Compared to the grim tone of the preceding chapters, the scenes in the evacuated village are full of a certain bitter comedy. Paul and his friends make use of the opportunity to celebrate and live a charmed life because the chances to relax and become human are so few and far between. While Paul’s decision to stay and finish his pancakes while bombs are falling around the kitchen seems insane, there is an appropriately demented logic to it: pancakes are his favorite dish, and he might well die the next day and thus never have them again.

There is, of course, a dark side to this scene. Paul and his friends are so used to being bombed and shot at that they can actually maintain the nerve to protect their meal during the bombardment. Moreover, they are so starved and hungry for real food that they are actually willing to risk their lives for it. At the same time, their antics while guarding the supply dump provide some hope. Remarque seems to imply that despite the ravages of war, small elements of humanity and human folly can survive the trenches.

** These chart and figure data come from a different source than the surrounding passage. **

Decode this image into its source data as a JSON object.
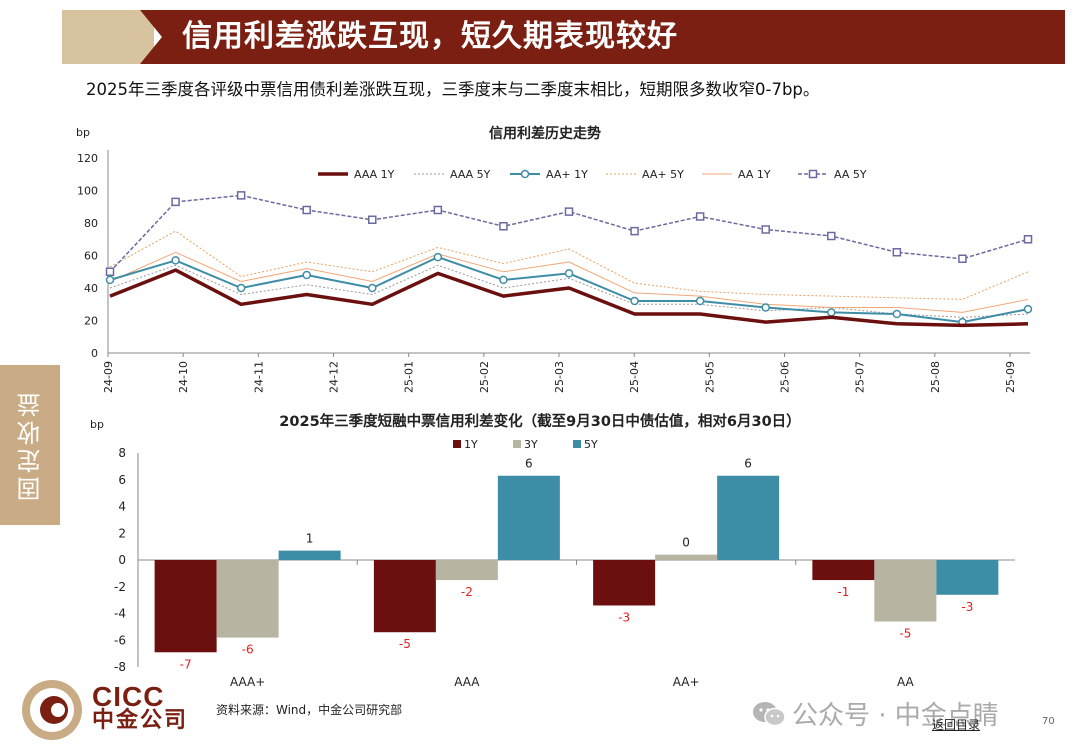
{
  "header": {
    "title": "信用利差涨跌互现，短久期表现较好",
    "subtitle": "2025年三季度各评级中票信用债利差涨跌互现，三季度末与二季度末相比，短期限多数收窄0-7bp。"
  },
  "side_tab": {
    "label": "固定收益"
  },
  "footer": {
    "logo_latin": "CICC",
    "logo_cn": "中金公司",
    "source": "资料来源：Wind，中金公司研究部",
    "watermark": "公众号 · 中金点睛",
    "return_link": "返回目录",
    "page_number": "70"
  },
  "chart_data": [
    {
      "type": "line",
      "title": "信用利差历史走势",
      "ylabel": "bp",
      "ylim": [
        0,
        120
      ],
      "yticks": [
        "0",
        "20",
        "40",
        "60",
        "80",
        "100",
        "120"
      ],
      "xticks": [
        "24-09",
        "24-10",
        "24-11",
        "24-12",
        "25-01",
        "25-02",
        "25-03",
        "25-04",
        "25-05",
        "25-06",
        "25-07",
        "25-08",
        "25-09"
      ],
      "x": [
        "24-09",
        "24-10",
        "24-10b",
        "24-11",
        "24-12",
        "25-01",
        "25-02",
        "25-03",
        "25-04",
        "25-05",
        "25-06",
        "25-07",
        "25-08",
        "25-09",
        "25-09b"
      ],
      "legend_position": "top",
      "series": [
        {
          "name": "AAA 1Y",
          "color": "#6b0f0f",
          "style": "solid-thick",
          "values": [
            35,
            51,
            30,
            36,
            30,
            49,
            35,
            40,
            24,
            24,
            19,
            22,
            18,
            17,
            18
          ]
        },
        {
          "name": "AAA 5Y",
          "color": "#9a9a9a",
          "style": "dotted",
          "values": [
            40,
            54,
            36,
            42,
            36,
            54,
            40,
            46,
            30,
            30,
            26,
            28,
            24,
            22,
            24
          ]
        },
        {
          "name": "AA+ 1Y",
          "color": "#3e8da6",
          "style": "solid-marker",
          "values": [
            45,
            57,
            40,
            48,
            40,
            59,
            45,
            49,
            32,
            32,
            28,
            25,
            24,
            19,
            27
          ]
        },
        {
          "name": "AA+ 5Y",
          "color": "#e8a060",
          "style": "dotted",
          "values": [
            53,
            75,
            47,
            56,
            50,
            65,
            55,
            64,
            43,
            38,
            36,
            35,
            34,
            33,
            50
          ]
        },
        {
          "name": "AA 1Y",
          "color": "#f0a878",
          "style": "solid-thin",
          "values": [
            44,
            62,
            44,
            52,
            44,
            61,
            50,
            56,
            37,
            35,
            30,
            28,
            28,
            25,
            33
          ]
        },
        {
          "name": "AA 5Y",
          "color": "#6a6aa0",
          "style": "dashed-marker",
          "values": [
            50,
            93,
            97,
            88,
            82,
            88,
            78,
            87,
            75,
            84,
            76,
            72,
            62,
            58,
            70
          ]
        }
      ]
    },
    {
      "type": "bar",
      "title": "2025年三季度短融中票信用利差变化（截至9月30日中债估值，相对6月30日）",
      "ylabel": "bp",
      "ylim": [
        -8,
        8
      ],
      "yticks": [
        "8",
        "6",
        "4",
        "2",
        "0",
        "-2",
        "-4",
        "-6",
        "-8"
      ],
      "categories": [
        "AAA+",
        "AAA",
        "AA+",
        "AA"
      ],
      "legend_position": "top",
      "series": [
        {
          "name": "1Y",
          "color": "#6b0f0f",
          "values": [
            -6.9,
            -5.4,
            -3.4,
            -1.5
          ],
          "labels": [
            "-7",
            "-5",
            "-3",
            "-1"
          ]
        },
        {
          "name": "3Y",
          "color": "#b8b4a2",
          "values": [
            -5.8,
            -1.5,
            0.4,
            -4.6
          ],
          "labels": [
            "-6",
            "-2",
            "0",
            "-5"
          ]
        },
        {
          "name": "5Y",
          "color": "#3e8da6",
          "values": [
            0.7,
            6.3,
            6.3,
            -2.6
          ],
          "labels": [
            "1",
            "6",
            "6",
            "-3"
          ]
        }
      ]
    }
  ]
}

The ride in the train with Kropp is also full of grim humor. Despite the dirtiness and coarseness of life in the trenches, Paul still suffers from a boyish modesty in his reluctance to tell one of the nurses that he needs to go to the bathroom. He doesn’t want to lie in the bunks because the sheets are so clean and he is so dirty. In this way, Remarque demonstrates that though the war has in many ways destroyed Paul’s innocence, Paul still retains a vestige of modesty in unfamiliar settings. The hospital scene also contains moments when Paul’s boyish innocence shows signs of surviving. He throws a bottle at the door in order to force the nuns to shut it when they pray, but another man takes the blame because he has a medical condition that induces irrational, impetuous outbursts. Paul and the other patients react with glee when they discover this condition, because they know that they can commit all sorts of mischief.

The rest of the chapter continues to explore the extent to which humanity can survive the horrors of war. Lewandowski’s feverish anticipation of his wife’s visit demonstrates that human concerns can indeed weather the trenches. Moreover, the help that he gets in carrying out his plan shows the extraordinary level of familiarity and intimacy that soldiers share with one another, revealing the intense comradeship and understanding among the soldiers.

Another sign in this chapter of the brutality of war is the fact that the hospital is filled with men suffering from permanently disfiguring injuries. There are wards for soldiers suffering from poison gas injuries, amputations, blindness, and various other wounds. The hospital is a museum of the vast array of maiming and lethal injuries to which the human body is subject in modern warfare. The most succinct and shocking evidence of the human costs of war can be seen there. Remarque has Paul think that anyone who wants to learn about the war should visit a hospital. Paul is confident that such an experience would be a far better way to understand the actual meaning of war than to listen to idealistic rhetoric about patriotism and honor.